Recently picked up and put down _The Last True Story I'll Ever Tell_ by John Crawford.  

I was a bit leery of purchasing this book at first, thinking it might be another _Jarhead_, but I was pleased to find my worries set aside early on.  The book essentially consists of several stories (each story is a chapter) of Crawford's time in Iraq as a member of the Florida National Guard.  He was on his honeymoon and a couple of credits shy of graduating from university when he got the word his unit was being mobilized for Iraq.  He was there on the first day of the invasion, crossing over the berm with his unit.  Along with his buddies he figured he would spend 3 months at the most over there, but then his unit was shunted from one regular force attachment to another.  In the end they spent a full year in Iraq.

The content of the book originated as a journal that Crawford started keeping while in Iraq in an effort not to teeter over the edge into insanity.  You won't find much in the way of "action" in his stories.  Just an honest look into a grunt's life in Baghdad (for the most part) from his own eyes.  You won't find a running commentary of daily activities, just a collection of things Crawford experienced and put to paper as a bunch of stories.

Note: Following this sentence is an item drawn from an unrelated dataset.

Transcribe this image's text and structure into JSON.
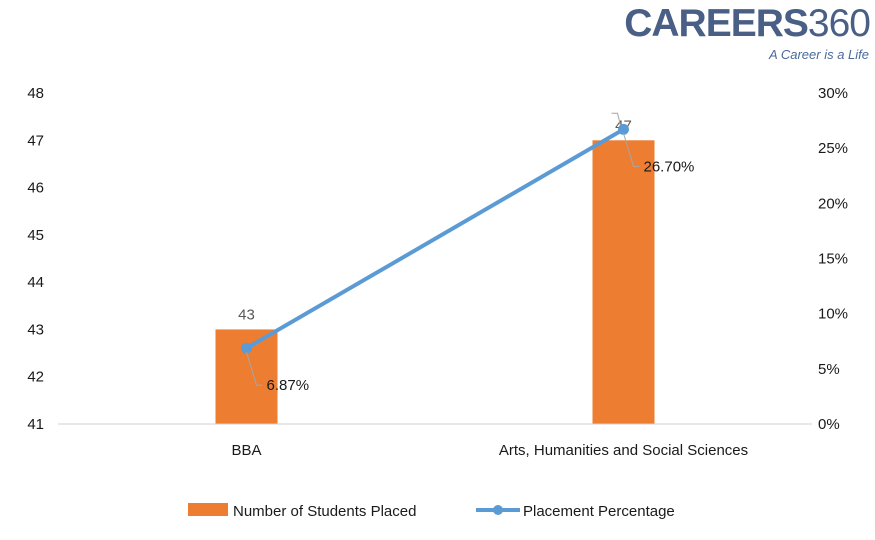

Easy to read (this relates to the "put down" part of my first sentence) and engaging.  I was pleased to have come across this book.


----------



## theoldyoungguy (22 Jun 2006)

I actually just picked it up. Im half way through it after one day, its a quick easy read. Good book so far, really gives insight into what the National Guard had to put up with initially in iraq. I defenitely reccomend it.


----------



## theoldyoungguy (27 Jun 2006)

just finished it, awesome book. gets an A+++ from me.


----------



## toughenough (27 Jun 2006)

Thank you, I'm going to pick this up this week...As a reservist/new grad/about to propose, I'll definitely be keeping this one out of my GF's hands.


----------



## Duzty (9 Nov 2006)

I read that a while back.  I also thought it was a pretty good read.  Pretty insightful and humorous at times.  I recommend it as well.

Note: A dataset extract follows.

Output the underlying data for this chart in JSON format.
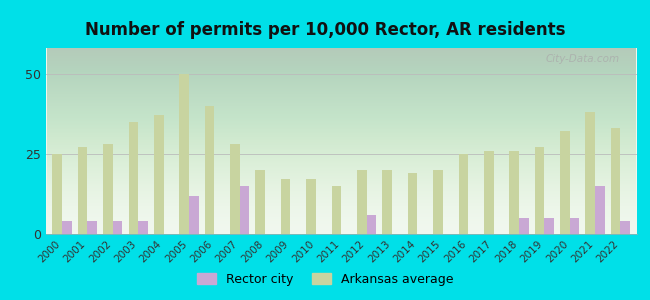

edit.  forgot to mention... its cheer-tastic! haha


----------



## rmacqueen (9 Nov 2006)

Just finished it last week (ordered at the library 6 months ago and just arrived, I love living in the country)  Thought it was a very interesting look at the situation in Iraq


----------



## Thorvald (9 Nov 2006)

Agreed, it was a good book (I purchased the audio version unabridged from audible.com).

The other one that was really good is "Roughneck 9-1". and of course, "The Sharp End - A Canadian Soldier's Story".


----------